This is the same old story: begin to debate the meaning of the words used to deflect from the issue of people being killed by guns weekly.
Oh give us a break, you know perfectly well the more people killed in a shooting, the more interest it raises - frankly, in EVERYBODY's mind. The one or two person getting shot stories are just 30-word bits in the local paper that rarely make front page, and even less the local news.
My point was, calling them "mass" shootings is just a canard - they're more useful (and used more) by the anti-gun crowd as an opportunity for another call for gun control. Case in point (strike that, EVERY mass shooting is a case in point): Boulder, CO recently. The police were still inside the store, trying to figure out what exactly had happened, whether the shooter was still in the store or not, etc.; no one knew if, or how many people had been shot yet, their condition (save for several outside the store)... the story was still in infancy, BUT - not the call for gun control! No, the state media and members of a certain political party were on that like a flash, raising the call for gun controls almost immediately upon hearing the word "gun" and "people shot" in the story.
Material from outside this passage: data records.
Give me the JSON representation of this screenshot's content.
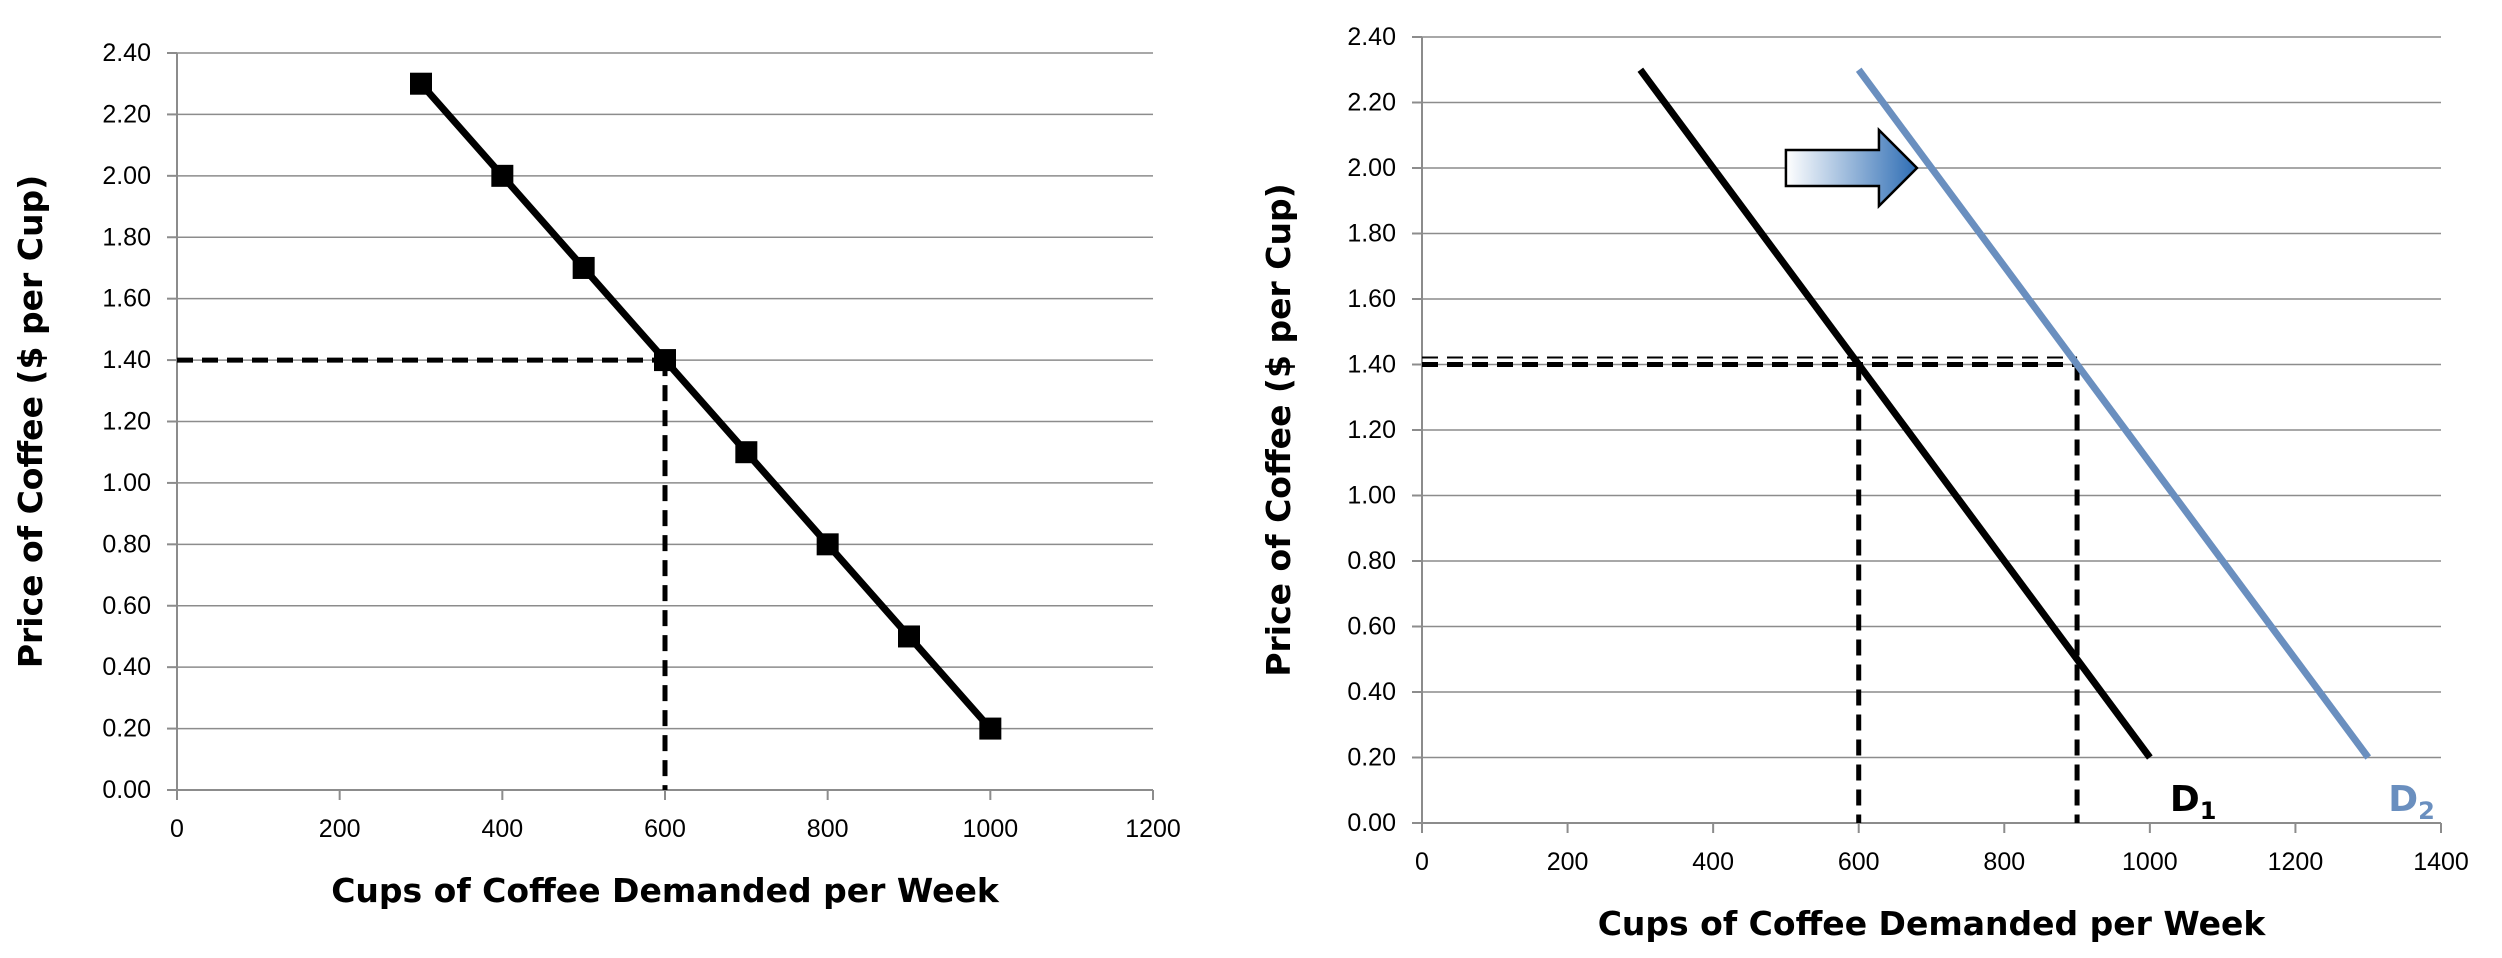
{
  "chart_data": [
    {
      "type": "line",
      "xlabel": "Cups of Coffee Demanded per Week",
      "ylabel": "Price of Coffee ($ per Cup)",
      "xlim": [
        0,
        1200
      ],
      "ylim": [
        0,
        2.4
      ],
      "x_ticks": [
        "0",
        "200",
        "400",
        "600",
        "800",
        "1000",
        "1200"
      ],
      "y_ticks": [
        "0.00",
        "0.20",
        "0.40",
        "0.60",
        "0.80",
        "1.00",
        "1.20",
        "1.40",
        "1.60",
        "1.80",
        "2.00",
        "2.20",
        "2.40"
      ],
      "grid": "horizontal",
      "series": [
        {
          "color": "#000000",
          "marker": "square",
          "x": [
            300,
            400,
            500,
            600,
            700,
            800,
            900,
            1000
          ],
          "y": [
            2.3,
            2.0,
            1.7,
            1.4,
            1.1,
            0.8,
            0.5,
            0.2
          ]
        }
      ],
      "guides": [
        {
          "x": 600,
          "y": 1.4,
          "color": "#000000"
        }
      ]
    },
    {
      "type": "line",
      "xlabel": "Cups of Coffee Demanded per Week",
      "ylabel": "Price of Coffee ($ per Cup)",
      "xlim": [
        0,
        1400
      ],
      "ylim": [
        0,
        2.4
      ],
      "x_ticks": [
        "0",
        "200",
        "400",
        "600",
        "800",
        "1000",
        "1200",
        "1400"
      ],
      "y_ticks": [
        "0.00",
        "0.20",
        "0.40",
        "0.60",
        "0.80",
        "1.00",
        "1.20",
        "1.40",
        "1.60",
        "1.80",
        "2.00",
        "2.20",
        "2.40"
      ],
      "grid": "horizontal",
      "series": [
        {
          "name": "D",
          "subscript": "1",
          "color": "#000000",
          "x": [
            300,
            1000
          ],
          "y": [
            2.3,
            0.2
          ]
        },
        {
          "name": "D",
          "subscript": "2",
          "color": "#6a8fbf",
          "x": [
            600,
            1300
          ],
          "y": [
            2.3,
            0.2
          ]
        }
      ],
      "guides": [
        {
          "x": 600,
          "y": 1.4,
          "color": "#000000"
        },
        {
          "x": 900,
          "y": 1.4,
          "color": "#000000"
        }
      ],
      "annotation": {
        "type": "arrow",
        "direction": "right",
        "color": "#2e6db4"
      }
    }
  ]
}
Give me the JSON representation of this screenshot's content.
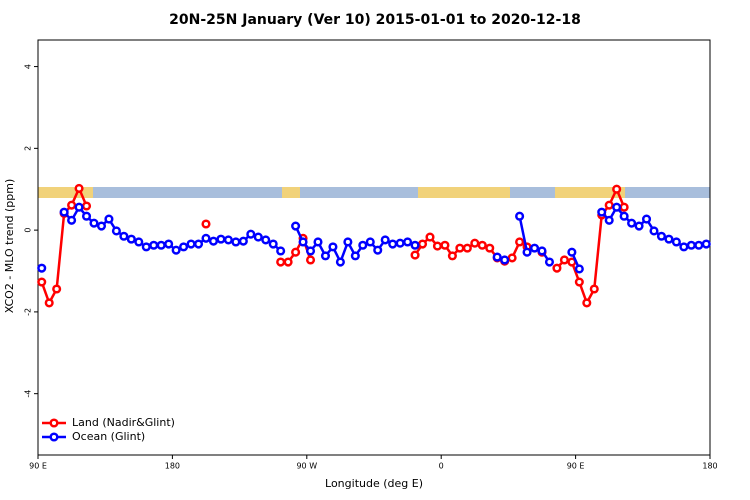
{
  "chart_data": {
    "type": "line",
    "title": "20N-25N January (Ver 10)   2015-01-01 to 2020-12-18",
    "x_label": "Longitude (deg E)",
    "y_label": "XCO2 - MLO trend (ppm)",
    "xlim": [
      90,
      540
    ],
    "ylim": [
      -5.5,
      4.65
    ],
    "xticks": [
      {
        "value": 90,
        "label": "90 E"
      },
      180,
      {
        "value": 270,
        "label": "90 W"
      },
      {
        "value": 360,
        "label": "0"
      },
      {
        "value": 450,
        "label": "90 E"
      },
      {
        "value": 540,
        "label": "180"
      }
    ],
    "yticks": [
      -4,
      -2,
      0,
      2,
      4
    ],
    "legend": "bottom-left",
    "x": [
      92.5,
      97.5,
      102.5,
      107.5,
      112.5,
      117.5,
      122.5,
      127.5,
      132.5,
      137.5,
      142.5,
      147.5,
      152.5,
      157.5,
      162.5,
      167.5,
      172.5,
      177.5,
      182.5,
      187.5,
      192.5,
      197.5,
      202.5,
      207.5,
      212.5,
      217.5,
      222.5,
      227.5,
      232.5,
      237.5,
      242.5,
      247.5,
      252.5,
      257.5,
      262.5,
      267.5,
      272.5,
      277.5,
      282.5,
      287.5,
      292.5,
      297.5,
      302.5,
      307.5,
      312.5,
      317.5,
      322.5,
      327.5,
      332.5,
      337.5,
      342.5,
      347.5,
      352.5,
      357.5,
      362.5,
      367.5,
      372.5,
      377.5,
      382.5,
      387.5,
      392.5,
      397.5,
      402.5,
      407.5,
      412.5,
      417.5,
      422.5,
      427.5,
      432.5,
      437.5,
      442.5,
      447.5,
      452.5,
      457.5,
      462.5,
      467.5,
      472.5,
      477.5,
      482.5,
      487.5,
      492.5,
      497.5,
      502.5,
      507.5,
      512.5,
      517.5,
      522.5,
      527.5,
      532.5,
      537.5
    ],
    "series": [
      {
        "name": "Land (Nadir&Glint)",
        "color": "#ff0000",
        "values": [
          -1.27,
          -1.78,
          -1.44,
          0.41,
          0.61,
          1.02,
          0.59,
          null,
          null,
          null,
          null,
          null,
          null,
          null,
          null,
          null,
          null,
          null,
          null,
          null,
          null,
          null,
          0.15,
          null,
          null,
          null,
          null,
          null,
          null,
          null,
          null,
          null,
          -0.78,
          -0.78,
          -0.54,
          -0.2,
          -0.73,
          null,
          null,
          null,
          null,
          null,
          null,
          null,
          null,
          null,
          null,
          null,
          null,
          null,
          -0.61,
          -0.34,
          -0.17,
          -0.39,
          -0.37,
          -0.63,
          -0.44,
          -0.44,
          -0.32,
          -0.37,
          -0.44,
          -0.68,
          -0.76,
          -0.68,
          -0.29,
          -0.41,
          null,
          -0.54,
          null,
          -0.93,
          -0.73,
          -0.78,
          -1.27,
          -1.78,
          -1.44,
          0.37,
          0.61,
          1.0,
          0.56,
          null,
          null,
          null,
          null,
          null,
          null,
          null,
          null,
          null,
          null,
          null
        ]
      },
      {
        "name": "Ocean (Glint)",
        "color": "#0000ff",
        "values": [
          -0.93,
          null,
          null,
          0.44,
          0.24,
          0.56,
          0.34,
          0.17,
          0.1,
          0.27,
          -0.02,
          -0.15,
          -0.22,
          -0.29,
          -0.41,
          -0.37,
          -0.37,
          -0.34,
          -0.49,
          -0.41,
          -0.34,
          -0.34,
          -0.2,
          -0.27,
          -0.22,
          -0.24,
          -0.29,
          -0.27,
          -0.1,
          -0.17,
          -0.24,
          -0.34,
          -0.51,
          null,
          0.1,
          -0.29,
          -0.51,
          -0.29,
          -0.63,
          -0.41,
          -0.78,
          -0.29,
          -0.63,
          -0.37,
          -0.29,
          -0.49,
          -0.24,
          -0.34,
          -0.32,
          -0.29,
          -0.37,
          null,
          null,
          null,
          null,
          null,
          null,
          null,
          null,
          null,
          null,
          -0.66,
          -0.73,
          null,
          0.34,
          -0.54,
          -0.44,
          -0.51,
          -0.78,
          null,
          null,
          -0.54,
          -0.95,
          null,
          null,
          0.44,
          0.24,
          0.56,
          0.34,
          0.17,
          0.1,
          0.27,
          -0.02,
          -0.15,
          -0.22,
          -0.29,
          -0.41,
          -0.37,
          -0.37,
          -0.34
        ]
      }
    ]
  }
}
They don't care about who got shot, hurt, maimed, killed; they don't care about the family members, friends, coworkers -
all they care about is the opportunity to point out the "necessity" for implementing more gun controls.
Fact is, barely a week goes by and these stories are no longer of interest to these people and their state media. They got their message of "necessity" across.
And, ironically, they're all back to being "loaded and cocked" for the next hint of >1 people getting shot.... and I suspect you know perfectly well I'm right.